Muslim charities, many of them with Saudi funding or Wahhabist leanings, have been active in Bosnia, Kosovo, Serbia, Albania, Macedonia and EU member Bulgaria since the wars in former Yugoslavia in the mid-1990s. A recent music online video featuring a group of Macedonians praising Bin Laden in Albanian has focused attention on what Muslim authorities in the region and intelligence agencies say is an alarming trend that threatens not only fragile stability in the region but could produce a pool of terrorists with easy access to the rest of Europe. Similar songs have also emerged in Bosnian.

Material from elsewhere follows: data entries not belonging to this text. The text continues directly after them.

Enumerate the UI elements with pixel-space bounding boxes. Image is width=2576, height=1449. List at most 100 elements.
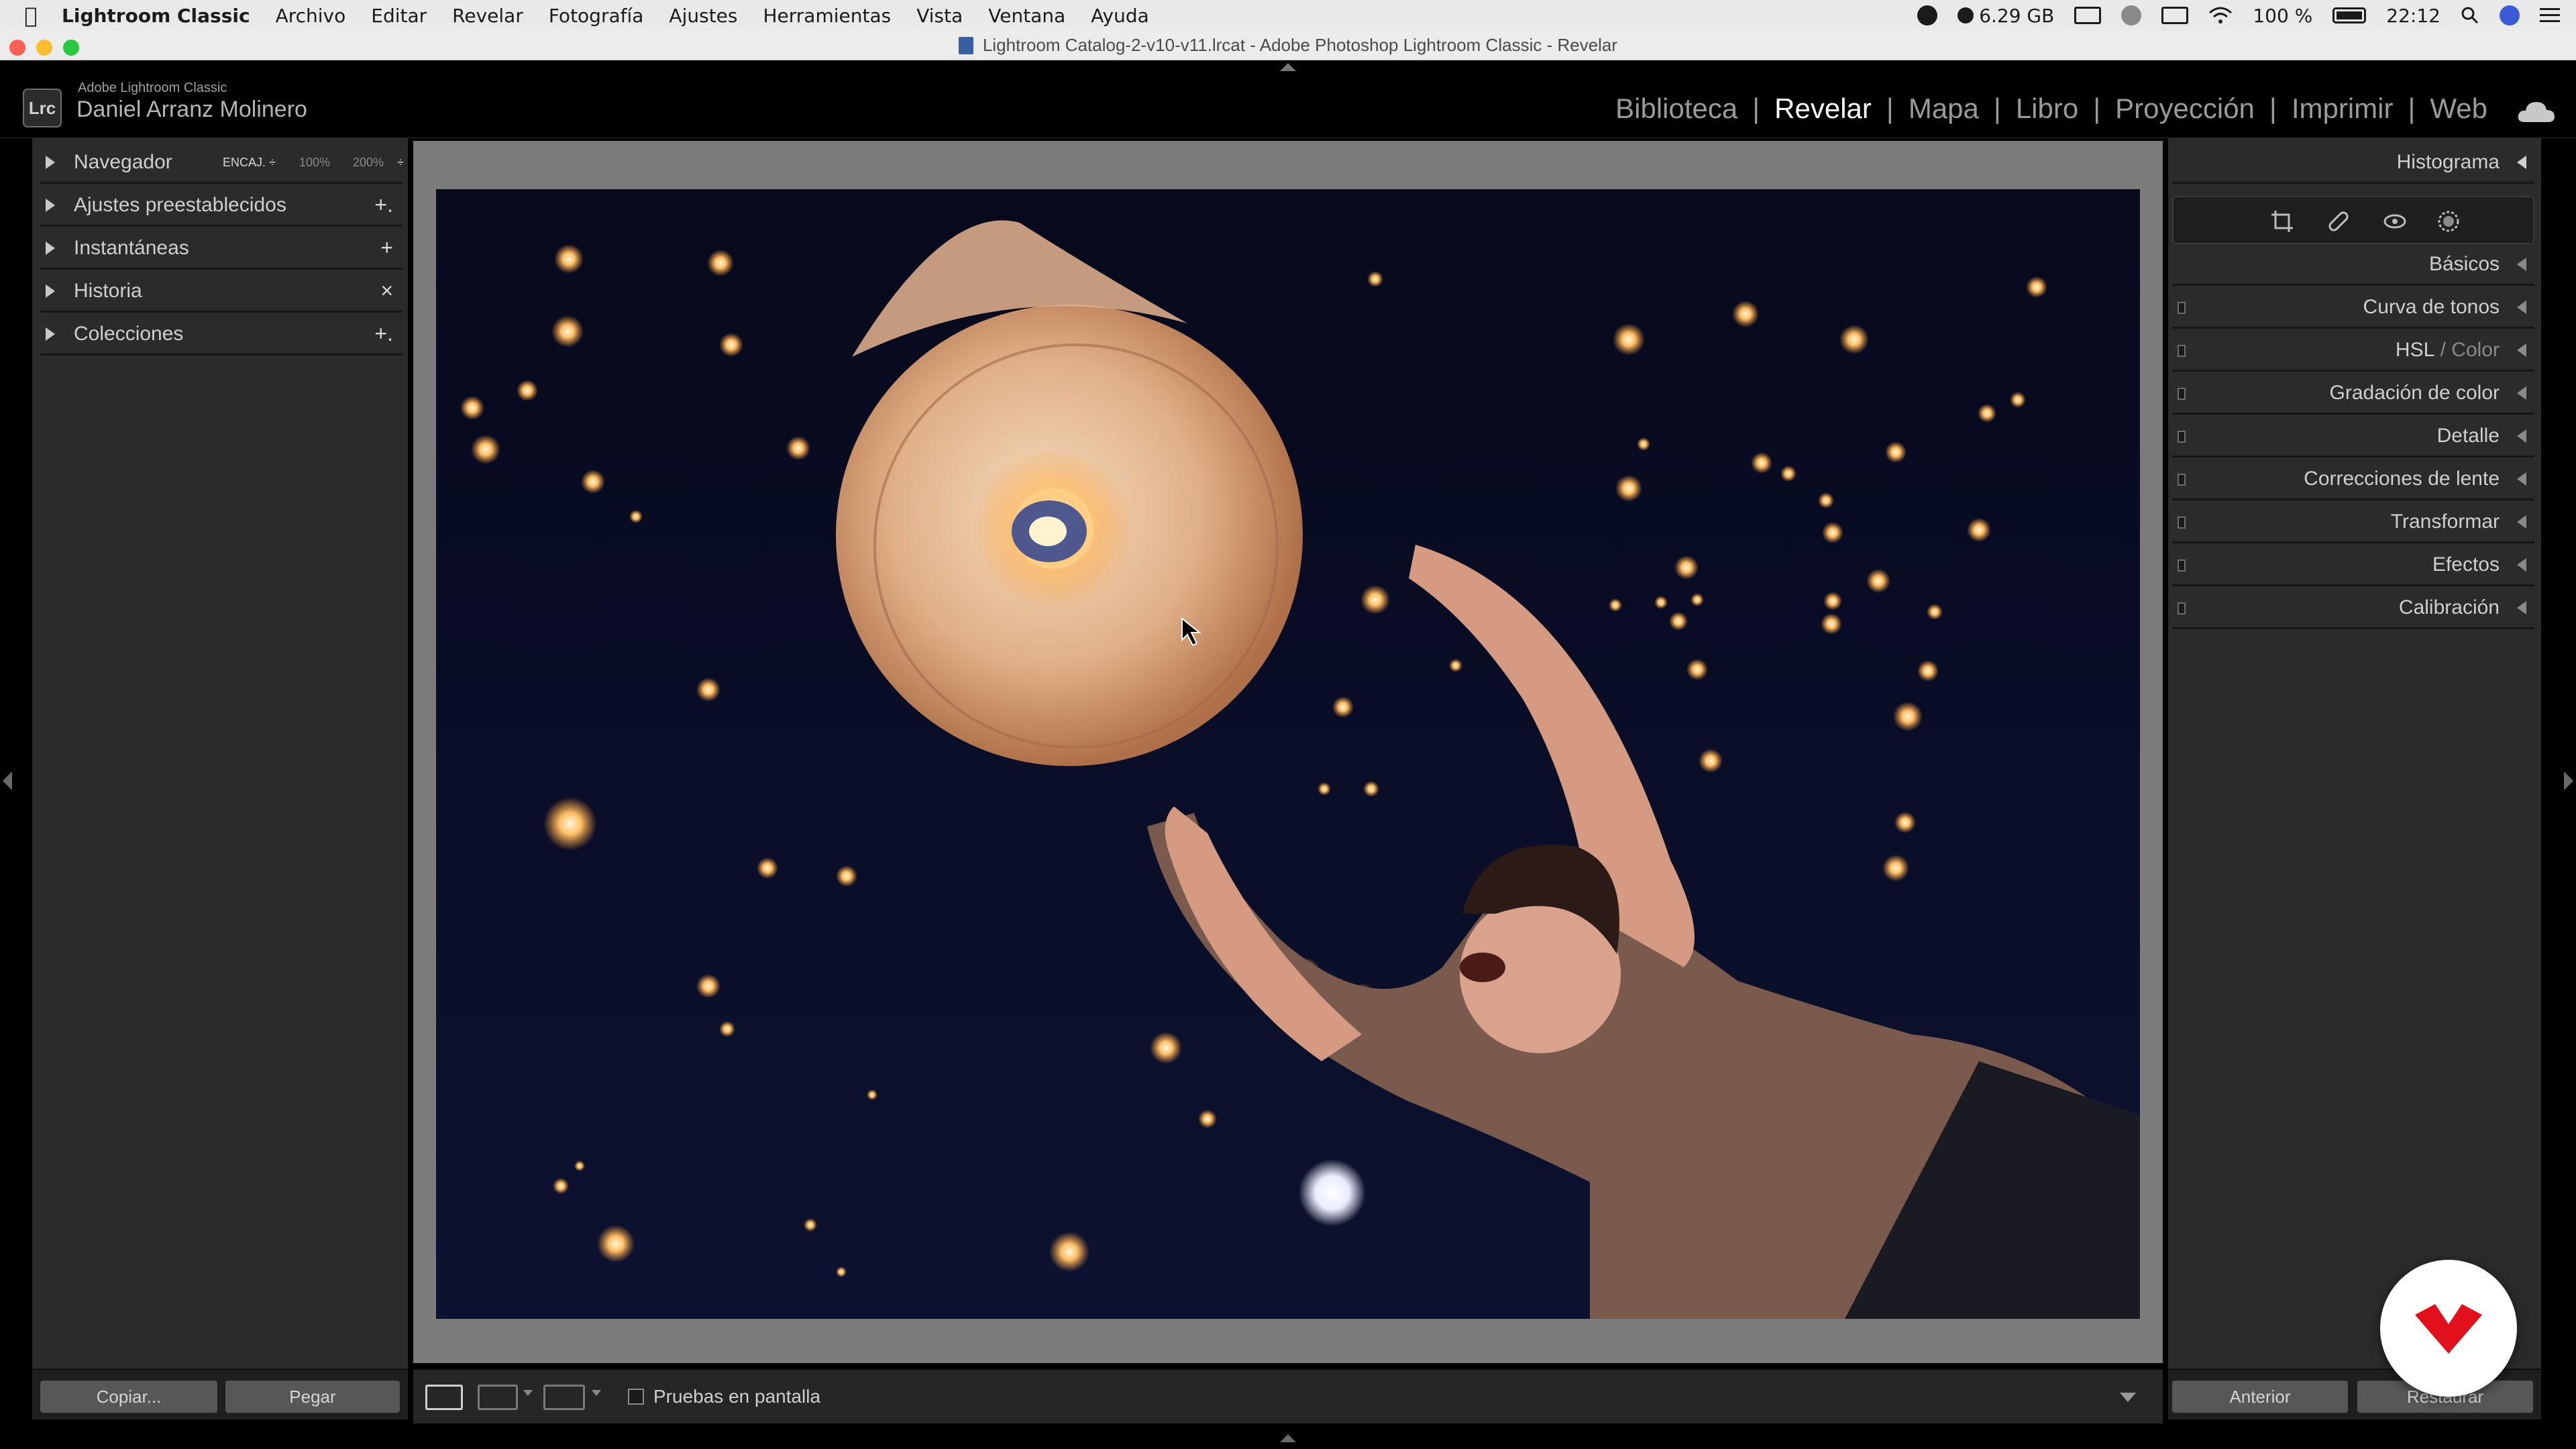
menu-archivo[interactable]: Archivo (276, 5, 346, 27)
effects-panel-header[interactable]: Efectos (2172, 545, 2534, 586)
minimize-window-button[interactable] (36, 40, 52, 56)
before-after-view-icon[interactable] (478, 1385, 518, 1410)
clear-history-icon[interactable]: × (380, 278, 393, 303)
filmstrip-toggle-icon[interactable] (1280, 1434, 1296, 1442)
panel-toggle-switch[interactable] (2178, 431, 2186, 443)
snapshots-label: Instantáneas (74, 236, 189, 259)
airplay-icon[interactable] (2161, 7, 2189, 24)
add-preset-icon[interactable]: +. (374, 193, 393, 217)
healing-brush-icon[interactable] (2326, 209, 2351, 233)
image-workspace[interactable] (413, 141, 2163, 1363)
zoom-100-option[interactable]: 100% (299, 156, 330, 170)
sync-icon[interactable] (2121, 5, 2142, 25)
paste-settings-button[interactable]: Pegar (225, 1381, 400, 1413)
module-web[interactable]: Web (2430, 93, 2487, 125)
histogram-panel-header[interactable]: Histograma (2172, 142, 2534, 184)
wifi-icon[interactable] (2208, 6, 2233, 25)
expand-triangle-icon (46, 327, 55, 341)
loupe-view-icon[interactable] (425, 1385, 463, 1410)
module-proyeccion[interactable]: Proyección (2115, 93, 2255, 125)
panel-toggle-switch[interactable] (2178, 345, 2186, 357)
histogram-label: Histograma (2396, 150, 2500, 173)
left-panel-toggle-icon[interactable] (3, 771, 12, 790)
cloud-sync-icon[interactable] (2517, 99, 2556, 123)
menu-editar[interactable]: Editar (371, 5, 427, 27)
menu-ventana[interactable]: Ventana (988, 5, 1065, 27)
copy-settings-button[interactable]: Copiar... (40, 1381, 217, 1413)
catalog-file-icon (958, 36, 973, 54)
clock[interactable]: 22:12 (2386, 5, 2440, 27)
soft-proofing-checkbox[interactable] (628, 1389, 644, 1405)
menu-herramientas[interactable]: Herramientas (763, 5, 891, 27)
view-options-chevron-icon[interactable] (523, 1390, 533, 1396)
color-grading-panel-header[interactable]: Gradación de color (2172, 373, 2534, 415)
photo-preview[interactable] (436, 189, 2140, 1319)
collapse-top-panel-icon[interactable] (1280, 63, 1296, 71)
collections-panel-header[interactable]: Colecciones +. (40, 314, 402, 356)
panel-toggle-switch[interactable] (2178, 302, 2186, 314)
creative-cloud-icon[interactable] (1917, 5, 1938, 25)
hsl-tab[interactable]: HSL (2396, 339, 2434, 362)
lens-corrections-panel-header[interactable]: Correcciones de lente (2172, 459, 2534, 500)
add-snapshot-icon[interactable]: + (380, 235, 393, 260)
zoom-window-button[interactable] (63, 40, 79, 56)
soft-proofing-label[interactable]: Pruebas en pantalla (653, 1386, 820, 1407)
close-window-button[interactable] (9, 40, 25, 56)
zoom-200-option[interactable]: 200% (353, 156, 384, 170)
menu-ajustes[interactable]: Ajustes (669, 5, 737, 27)
notification-center-icon[interactable] (2540, 7, 2560, 24)
menu-fotografia[interactable]: Fotografía (549, 5, 644, 27)
module-separator: | (1752, 93, 1760, 124)
history-panel-header[interactable]: Historia × (40, 271, 402, 313)
memory-monitor[interactable]: 6.29 GB (1957, 5, 2054, 27)
calibration-label: Calibración (2398, 596, 2500, 619)
sky-lantern-photo (436, 189, 2140, 1319)
before-after-split-icon[interactable] (543, 1385, 585, 1410)
tone-curve-panel-header[interactable]: Curva de tonos (2172, 287, 2534, 329)
menu-revelar[interactable]: Revelar (452, 5, 523, 27)
add-collection-icon[interactable]: +. (374, 321, 393, 346)
collections-label: Colecciones (74, 322, 184, 345)
app-menu[interactable]: Lightroom Classic (62, 5, 250, 27)
module-imprimir[interactable]: Imprimir (2292, 93, 2394, 125)
module-mapa[interactable]: Mapa (1909, 93, 1979, 125)
panel-toggle-switch[interactable] (2178, 559, 2186, 572)
module-libro[interactable]: Libro (2016, 93, 2078, 125)
hsl-color-panel-header[interactable]: HSL / Color (2172, 330, 2534, 372)
collapse-triangle-icon (2517, 429, 2526, 443)
transform-panel-header[interactable]: Transformar (2172, 502, 2534, 543)
masking-icon[interactable] (2436, 209, 2461, 233)
presets-panel-header[interactable]: Ajustes preestablecidos +. (40, 185, 402, 227)
siri-icon[interactable] (2500, 5, 2520, 25)
collapse-triangle-icon (2517, 515, 2526, 529)
detail-panel-header[interactable]: Detalle (2172, 416, 2534, 458)
spotlight-search-icon[interactable] (2461, 6, 2479, 25)
panel-toggle-switch[interactable] (2178, 602, 2186, 614)
crop-tool-icon[interactable] (2270, 209, 2294, 233)
toolbar-content-menu-icon[interactable] (2120, 1393, 2136, 1402)
module-revelar[interactable]: Revelar (1774, 93, 1872, 125)
basic-panel-header[interactable]: Básicos (2172, 244, 2534, 286)
battery-icon[interactable] (2332, 7, 2367, 23)
expand-triangle-icon (46, 155, 55, 169)
apple-menu-icon[interactable]:  (0, 3, 62, 28)
navigator-panel-header[interactable]: Navegador ENCAJ. ÷ 100% 200% ÷ (40, 142, 404, 184)
hsl-color-separator: / (2434, 338, 2452, 361)
zoom-more-chevron-icon[interactable]: ÷ (397, 156, 404, 170)
calibration-panel-header[interactable]: Calibración (2172, 588, 2534, 629)
display-icon[interactable] (2074, 7, 2102, 24)
split-options-chevron-icon[interactable] (592, 1390, 601, 1396)
develop-tool-strip (2172, 196, 2534, 244)
previous-settings-button[interactable]: Anterior (2172, 1381, 2348, 1413)
menu-vista[interactable]: Vista (916, 5, 963, 27)
color-tab[interactable]: Color (2451, 339, 2500, 362)
menu-ayuda[interactable]: Ayuda (1091, 5, 1149, 27)
red-eye-icon[interactable] (2383, 209, 2407, 233)
snapshots-panel-header[interactable]: Instantáneas + (40, 228, 402, 270)
zoom-fit-option[interactable]: ENCAJ. ÷ (223, 156, 276, 170)
panel-toggle-switch[interactable] (2178, 388, 2186, 400)
panel-toggle-switch[interactable] (2178, 474, 2186, 486)
module-biblioteca[interactable]: Biblioteca (1615, 93, 1737, 125)
panel-toggle-switch[interactable] (2178, 517, 2186, 529)
right-panel-toggle-icon[interactable] (2564, 771, 2573, 790)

Beyond building a large number of mosques across southeastern Europe, Wahhabis have also founded a string of schools that lie beyond the control of local authorities. Concern about the rise of militant Islam in southeastern Europe also focuses attention on the broader impact of Saudi-funded Wahhabi missionary work. While Saudi King Abdullah has been seeking to gradually reform Wahhabi practice in the kingdom, militants often exploit its ascetic version of Islam to create a feeding ground for radical Islam.
Analysts say unregulated Wahhabi schools in Bulgaria have produced some 3,000 graduates in the last 20 years. The threat posed by the Wahhabis has become a major bone of contention in the tense relations between Muslims and Serbs in Bosnia, which so far has been successful in neutralizing Wahhabi influence by controlling the appointment of imams in mosques and teachers at Islamic educational institutions.
A Serbian court last year sentenced 12 militants from the tense region of Sandzak to prison for planning terrorist attacks, including an attack on the US embassy in Belgrade. Moderates and Wahhabis are battling for control of Macedonia’s Islamic Religious Community, one of the country’s major Islamic organizations.